In contrast, 2.88 million more African Americans, 1.52 million more Latinos, 67,000 more Asian Americans and 1.32 million members of other minorities, voted this fall compared to four years ago. That is 1.18 million fewer white voters and 6.96 million more minority voters.
And there are reasons for this: the first black presidential candidate (in the general election, at least), a comparatively young candidate with a biography that appealed to liberals, an electorate weary of the GWB administration and the Republican establishment more generally but not yet re-energized by the Tea Party.
Now the bloom is off the rose for Obama—liberals have found reasons to still like him, but also lots of reasons not to.

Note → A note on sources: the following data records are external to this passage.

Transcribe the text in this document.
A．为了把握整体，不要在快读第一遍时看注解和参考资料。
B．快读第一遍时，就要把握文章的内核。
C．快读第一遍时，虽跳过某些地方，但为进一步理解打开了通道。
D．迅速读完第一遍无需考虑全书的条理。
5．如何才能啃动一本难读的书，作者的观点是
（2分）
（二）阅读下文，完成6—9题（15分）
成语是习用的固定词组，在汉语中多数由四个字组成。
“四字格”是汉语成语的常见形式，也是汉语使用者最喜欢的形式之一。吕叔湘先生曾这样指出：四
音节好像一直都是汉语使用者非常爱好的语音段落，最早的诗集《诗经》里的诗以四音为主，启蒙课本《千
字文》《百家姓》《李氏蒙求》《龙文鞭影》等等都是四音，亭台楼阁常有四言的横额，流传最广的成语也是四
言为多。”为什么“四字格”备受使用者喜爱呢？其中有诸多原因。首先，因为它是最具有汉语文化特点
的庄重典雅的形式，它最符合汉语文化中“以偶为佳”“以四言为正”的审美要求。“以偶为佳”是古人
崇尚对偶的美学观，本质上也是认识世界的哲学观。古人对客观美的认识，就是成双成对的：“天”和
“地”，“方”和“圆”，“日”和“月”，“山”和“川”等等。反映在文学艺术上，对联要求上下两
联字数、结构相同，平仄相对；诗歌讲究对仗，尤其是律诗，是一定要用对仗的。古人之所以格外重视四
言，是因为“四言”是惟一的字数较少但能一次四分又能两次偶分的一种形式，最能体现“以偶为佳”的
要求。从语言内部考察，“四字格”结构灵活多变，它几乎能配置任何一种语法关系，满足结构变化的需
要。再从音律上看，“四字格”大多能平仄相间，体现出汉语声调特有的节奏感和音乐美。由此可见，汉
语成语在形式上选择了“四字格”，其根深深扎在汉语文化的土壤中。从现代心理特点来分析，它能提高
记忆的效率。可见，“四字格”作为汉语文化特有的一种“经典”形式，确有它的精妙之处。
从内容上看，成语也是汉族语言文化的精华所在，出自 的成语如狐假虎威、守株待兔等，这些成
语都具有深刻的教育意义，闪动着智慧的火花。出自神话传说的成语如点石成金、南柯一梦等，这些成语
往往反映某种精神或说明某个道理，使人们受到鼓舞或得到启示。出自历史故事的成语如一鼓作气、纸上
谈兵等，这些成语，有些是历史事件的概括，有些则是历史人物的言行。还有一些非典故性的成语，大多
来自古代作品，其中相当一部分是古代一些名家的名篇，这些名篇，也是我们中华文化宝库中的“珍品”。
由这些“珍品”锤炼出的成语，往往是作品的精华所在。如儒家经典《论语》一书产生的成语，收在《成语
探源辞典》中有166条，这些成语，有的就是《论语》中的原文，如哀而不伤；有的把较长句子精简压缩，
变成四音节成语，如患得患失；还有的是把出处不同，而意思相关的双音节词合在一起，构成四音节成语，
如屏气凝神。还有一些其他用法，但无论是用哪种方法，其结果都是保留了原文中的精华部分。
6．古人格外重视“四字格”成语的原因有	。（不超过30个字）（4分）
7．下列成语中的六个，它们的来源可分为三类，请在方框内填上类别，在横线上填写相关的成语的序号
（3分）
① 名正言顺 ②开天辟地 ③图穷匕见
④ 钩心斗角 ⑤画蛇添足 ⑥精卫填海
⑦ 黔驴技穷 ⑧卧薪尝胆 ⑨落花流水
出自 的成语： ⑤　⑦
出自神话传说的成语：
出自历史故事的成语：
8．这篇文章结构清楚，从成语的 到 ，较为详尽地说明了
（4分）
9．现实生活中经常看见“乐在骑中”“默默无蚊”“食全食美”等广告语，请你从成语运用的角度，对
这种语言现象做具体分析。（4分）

My instinct is that both minority and white votes will regress; there may be a new plateau, but I don't think it's exactly 2008 levels, and it's unlikely that it's higher. Demographic changes favor Obama, but I don't know that it's enough to offset a second-term run after a difficult first term, and the polling and forecasts seem to reflect that.
The other issue to consider is voting laws in swing states. Take Ohio:
Ohio doesn’t treat all voters the same. Depending on where you live, your polling place may close promptly 5 p.m., or stay open in the evenings and on weekends. More specifically, if you live in a county likely to favor President Obama, you’ll have to get to the polls before the end of the traditional work day; if you live in a county likely to swing Republican, you can take your time.

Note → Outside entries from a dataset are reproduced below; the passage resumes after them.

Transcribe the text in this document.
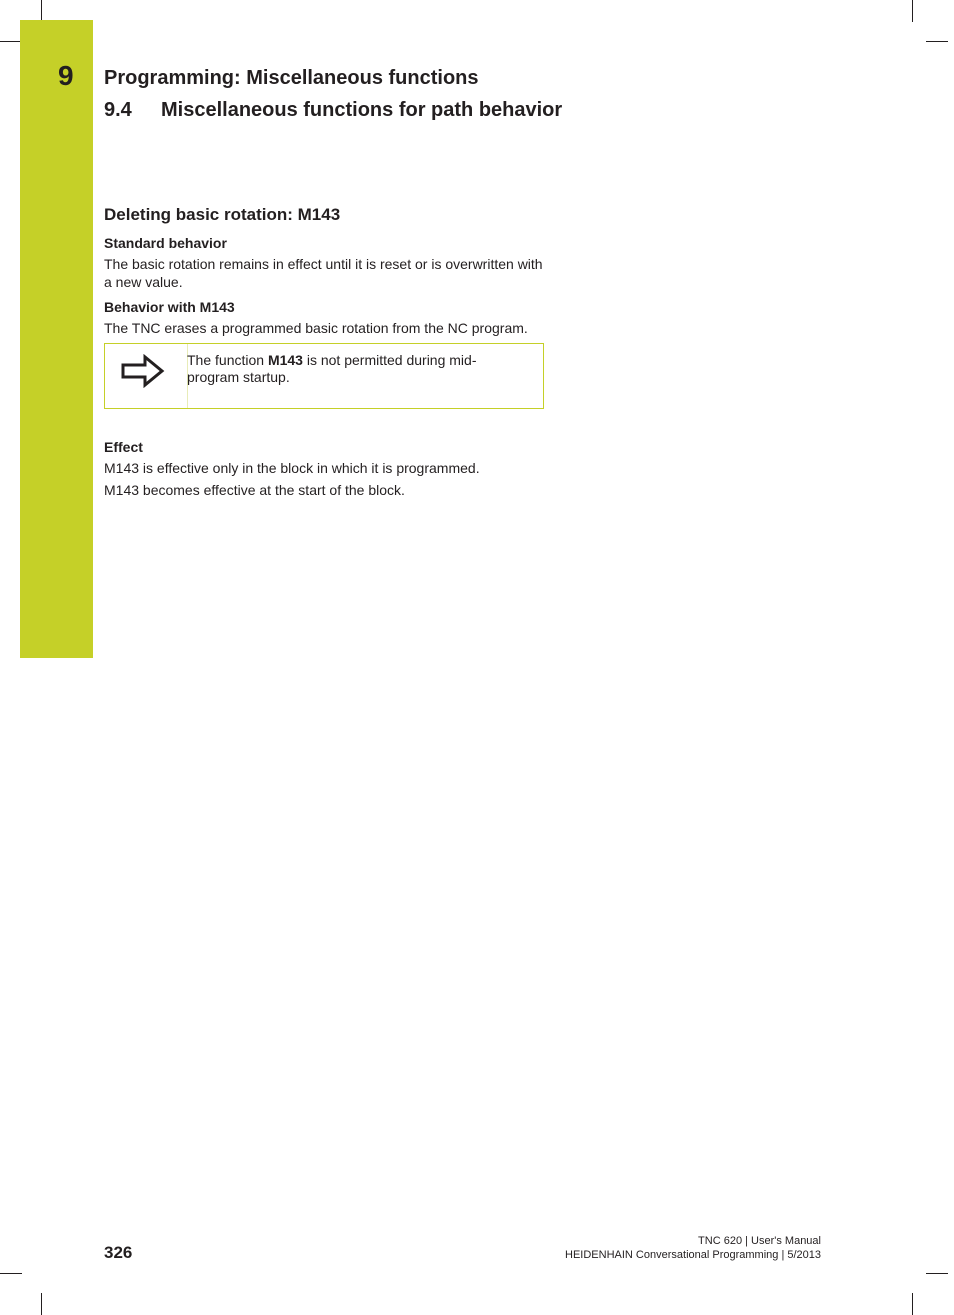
9	Programming: Miscellaneous functions
9.4 Miscellaneous functions for path behavior
Deleting basic rotation: M143
Standard behavior
The basic rotation remains in effect until it is reset or is overwritten with a new value.
Behavior with M143
The TNC erases a programmed basic rotation from the NC program.
The function M143 is not permitted during mid-program startup.
Effect
M143 is effective only in the block in which it is programmed.
M143 becomes effective at the start of the block.
326
TNC 620 | User's Manual
HEIDENHAIN Conversational Programming | 5/2013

After immense pressure, Ohio's secretary of state has said he'll establish uniform voting hours, but it hasn't happened yet. And it's not the only voting issue in Ohio. The Obama campaign has filed suit against the state for cutting early voting for all but Ohioans overseas and active military members.

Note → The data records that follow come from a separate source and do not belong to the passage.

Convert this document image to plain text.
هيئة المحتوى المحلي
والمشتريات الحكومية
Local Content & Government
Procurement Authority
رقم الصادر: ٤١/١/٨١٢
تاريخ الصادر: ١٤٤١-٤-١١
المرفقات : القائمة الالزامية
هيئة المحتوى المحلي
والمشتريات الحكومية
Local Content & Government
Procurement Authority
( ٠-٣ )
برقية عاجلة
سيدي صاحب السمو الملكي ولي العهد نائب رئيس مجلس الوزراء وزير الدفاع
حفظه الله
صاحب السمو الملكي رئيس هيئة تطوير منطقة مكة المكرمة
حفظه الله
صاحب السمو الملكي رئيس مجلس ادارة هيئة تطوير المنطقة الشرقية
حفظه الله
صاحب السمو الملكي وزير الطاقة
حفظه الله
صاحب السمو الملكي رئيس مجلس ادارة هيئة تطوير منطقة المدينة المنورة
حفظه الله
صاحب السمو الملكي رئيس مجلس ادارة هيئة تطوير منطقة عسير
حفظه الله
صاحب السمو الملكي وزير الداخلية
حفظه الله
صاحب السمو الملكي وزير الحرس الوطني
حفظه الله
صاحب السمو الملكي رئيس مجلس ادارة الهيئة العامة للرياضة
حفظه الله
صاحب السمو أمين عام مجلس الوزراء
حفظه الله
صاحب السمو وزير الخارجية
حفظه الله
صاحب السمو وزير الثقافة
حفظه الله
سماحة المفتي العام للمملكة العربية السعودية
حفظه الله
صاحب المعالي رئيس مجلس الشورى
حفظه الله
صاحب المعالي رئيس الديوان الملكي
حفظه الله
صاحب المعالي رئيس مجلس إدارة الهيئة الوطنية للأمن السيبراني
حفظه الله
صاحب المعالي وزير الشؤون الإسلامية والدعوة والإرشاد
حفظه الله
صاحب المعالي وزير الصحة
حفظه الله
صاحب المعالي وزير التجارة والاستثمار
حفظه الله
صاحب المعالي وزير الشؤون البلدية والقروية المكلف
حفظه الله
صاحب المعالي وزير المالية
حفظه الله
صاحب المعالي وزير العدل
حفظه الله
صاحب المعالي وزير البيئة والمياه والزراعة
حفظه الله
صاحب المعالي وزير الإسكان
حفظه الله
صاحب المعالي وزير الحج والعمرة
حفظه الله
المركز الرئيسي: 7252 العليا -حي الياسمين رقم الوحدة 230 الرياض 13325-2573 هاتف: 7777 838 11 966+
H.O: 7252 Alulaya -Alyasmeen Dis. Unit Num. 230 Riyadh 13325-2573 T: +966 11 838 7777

Nate Silver predicts that Ohio is the most likely state to provide the decisive electoral vote: almost a 30 percent chance. Wisconsin is the fourth-most-likely state; it's embroiled in a voter ID controversy, though after two court defeats it probably won't take effect in 2012. Pennsylvania is fifth, and its voter ID law hasn't been blocked, despite greater controversy:
About a week ago, Republican Mike Turzai, Pennsylvania's House Majority Leader, made a startling confession. Boasting about the state's new voter-ID law, which was ostensibly about the integrity of the electoral process, Turzai bragged that the law "is gonna allow Governor Romney to win the state of Pennsylvania."
Implementation has also been a mess, with the state scrambling to figure out how many voters it will effect.
Bouie's absolutely right to focus on minority and senior turnout, I'm just unsure they will break in the way he thinks. A Brookings report puts it in perspective:
My guess is that the most likely scenario is somewhere between B and C—an extremely tight race.